11. Dès que les catholiques virent que ce qu'ils avaient à défendre avait été suffisamment discuté, ils demandèrent au juge de terminer la cause, en prononçant la sentence (1). Cependant les donatistes revenaient sans cesse sur les mêmes accusations et se plaignaient de ce qu'on avait altéré leurs pièces justificatives au gré de leurs adversaires (2). Marcellin, ayant reconnu qu'aucun témoignage écrit ne venait à l'appui de cette dernière accusation, fit sortir les deux parties pour dicter la sentence. Il était déjà nuit (3) (car à cette époque, les juges, obligés d'écouter les débats, étaient retenus au tribunal jusqu'à une heure fort avancée de la nuit et ne terminaient les causes que pendant la nuit), Marcellin ayant fait rentrer les évêques leur lut la sentence.
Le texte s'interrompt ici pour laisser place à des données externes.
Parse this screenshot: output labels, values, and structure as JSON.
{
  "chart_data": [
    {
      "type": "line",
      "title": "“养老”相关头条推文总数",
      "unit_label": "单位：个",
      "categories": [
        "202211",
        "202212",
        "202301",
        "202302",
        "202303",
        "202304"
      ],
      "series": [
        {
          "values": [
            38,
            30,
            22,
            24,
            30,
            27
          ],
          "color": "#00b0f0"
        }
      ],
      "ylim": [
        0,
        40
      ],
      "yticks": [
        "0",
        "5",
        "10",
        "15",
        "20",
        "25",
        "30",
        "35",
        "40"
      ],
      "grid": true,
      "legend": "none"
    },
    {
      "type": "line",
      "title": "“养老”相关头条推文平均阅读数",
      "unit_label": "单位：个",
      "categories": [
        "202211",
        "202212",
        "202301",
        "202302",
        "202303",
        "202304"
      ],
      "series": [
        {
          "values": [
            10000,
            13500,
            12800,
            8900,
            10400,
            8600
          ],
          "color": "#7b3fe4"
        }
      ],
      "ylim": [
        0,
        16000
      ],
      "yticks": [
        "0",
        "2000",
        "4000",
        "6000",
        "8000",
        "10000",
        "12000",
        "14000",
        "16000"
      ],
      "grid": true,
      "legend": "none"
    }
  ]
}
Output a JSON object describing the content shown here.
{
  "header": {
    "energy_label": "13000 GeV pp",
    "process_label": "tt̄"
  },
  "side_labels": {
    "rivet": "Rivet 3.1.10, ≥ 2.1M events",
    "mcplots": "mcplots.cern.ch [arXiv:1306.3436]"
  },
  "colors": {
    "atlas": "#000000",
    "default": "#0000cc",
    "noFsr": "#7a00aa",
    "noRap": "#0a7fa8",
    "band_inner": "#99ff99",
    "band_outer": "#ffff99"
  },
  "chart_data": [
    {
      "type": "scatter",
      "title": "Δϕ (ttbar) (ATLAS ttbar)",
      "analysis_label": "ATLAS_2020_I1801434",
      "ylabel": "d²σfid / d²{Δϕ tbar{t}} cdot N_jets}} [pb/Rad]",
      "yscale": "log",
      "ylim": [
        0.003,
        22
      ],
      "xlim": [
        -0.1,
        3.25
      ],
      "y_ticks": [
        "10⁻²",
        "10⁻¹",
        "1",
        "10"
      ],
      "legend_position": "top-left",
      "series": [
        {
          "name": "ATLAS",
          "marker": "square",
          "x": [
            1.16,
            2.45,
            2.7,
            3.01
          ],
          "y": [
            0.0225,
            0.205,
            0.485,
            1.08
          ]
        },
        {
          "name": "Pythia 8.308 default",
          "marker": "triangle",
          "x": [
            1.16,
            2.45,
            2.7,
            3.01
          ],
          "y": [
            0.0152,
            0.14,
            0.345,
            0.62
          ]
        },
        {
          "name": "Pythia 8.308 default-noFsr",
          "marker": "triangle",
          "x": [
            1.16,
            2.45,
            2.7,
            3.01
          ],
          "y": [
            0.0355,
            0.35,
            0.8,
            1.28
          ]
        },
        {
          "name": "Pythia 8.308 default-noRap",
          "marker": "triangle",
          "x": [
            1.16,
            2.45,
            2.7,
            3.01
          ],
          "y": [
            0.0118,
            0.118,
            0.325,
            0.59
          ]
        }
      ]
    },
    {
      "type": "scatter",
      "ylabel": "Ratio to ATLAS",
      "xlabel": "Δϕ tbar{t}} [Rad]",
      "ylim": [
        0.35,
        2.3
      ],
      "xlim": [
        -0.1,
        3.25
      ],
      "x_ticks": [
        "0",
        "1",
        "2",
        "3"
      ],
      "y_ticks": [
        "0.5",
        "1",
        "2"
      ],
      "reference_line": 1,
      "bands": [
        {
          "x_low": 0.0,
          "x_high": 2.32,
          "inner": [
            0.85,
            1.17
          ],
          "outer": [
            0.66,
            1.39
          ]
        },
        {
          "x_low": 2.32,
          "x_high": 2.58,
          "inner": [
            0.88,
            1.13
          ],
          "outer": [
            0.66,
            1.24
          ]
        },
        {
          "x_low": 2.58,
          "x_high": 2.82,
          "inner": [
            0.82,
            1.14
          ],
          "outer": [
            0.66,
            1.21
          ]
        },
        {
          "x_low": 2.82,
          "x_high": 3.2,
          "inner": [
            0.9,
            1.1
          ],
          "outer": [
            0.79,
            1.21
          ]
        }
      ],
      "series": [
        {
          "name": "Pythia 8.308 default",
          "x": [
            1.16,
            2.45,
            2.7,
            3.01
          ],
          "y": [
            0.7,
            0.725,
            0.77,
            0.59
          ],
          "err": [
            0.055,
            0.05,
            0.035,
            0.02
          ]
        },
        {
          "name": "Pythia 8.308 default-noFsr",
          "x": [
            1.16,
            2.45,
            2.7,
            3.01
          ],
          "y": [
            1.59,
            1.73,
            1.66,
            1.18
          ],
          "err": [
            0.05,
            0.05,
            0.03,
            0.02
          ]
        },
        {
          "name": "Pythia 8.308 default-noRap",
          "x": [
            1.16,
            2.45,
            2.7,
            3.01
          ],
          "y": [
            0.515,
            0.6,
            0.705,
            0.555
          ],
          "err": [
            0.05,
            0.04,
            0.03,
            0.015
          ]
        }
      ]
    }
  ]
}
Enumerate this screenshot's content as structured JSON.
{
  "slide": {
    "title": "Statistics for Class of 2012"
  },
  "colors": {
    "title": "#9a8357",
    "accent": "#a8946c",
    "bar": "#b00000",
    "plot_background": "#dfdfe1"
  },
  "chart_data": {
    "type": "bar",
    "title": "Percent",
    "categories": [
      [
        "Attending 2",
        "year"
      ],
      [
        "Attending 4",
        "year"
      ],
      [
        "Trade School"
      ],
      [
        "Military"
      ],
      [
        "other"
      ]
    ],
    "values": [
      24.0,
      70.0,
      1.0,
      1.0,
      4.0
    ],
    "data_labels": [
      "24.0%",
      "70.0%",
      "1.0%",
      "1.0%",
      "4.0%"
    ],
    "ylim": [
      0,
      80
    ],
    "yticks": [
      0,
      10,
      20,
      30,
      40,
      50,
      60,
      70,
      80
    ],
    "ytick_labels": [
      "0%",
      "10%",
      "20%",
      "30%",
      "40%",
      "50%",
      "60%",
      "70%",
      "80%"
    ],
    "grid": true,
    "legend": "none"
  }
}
Elle embrassait sommairement tous les chefs d'accusation et prononçait que, d'après les preuves, les donatistes avaient toujours été manifestement refutés par les catholiques. On ne saurait dire quelle fut la joie générale après la lecture de cette sentence, où Dieu montrait clairement de quel côté se trouvait la vérité, et de quel côté étaient le mensonge et l'erreur (4).
CHAPITRE XIII
1. Combien Augustin brilla dans la conférence. - 2. Chicanes et tergiversations des donatistes. - 3.Prudence de Marcellin. 4. Les donatistes en appellent à l'empereur. 5. Marcellin lance un édit contre les donatistes et promulgue les actes de la conférence. - 6. Augustin en fait un abrégé. - 7. Une foule de donatistes rentrent dans le sein de l'Eglise après la conférence. - 8. Parmi eux on cite en particulier Gabini et la jeune Félicie.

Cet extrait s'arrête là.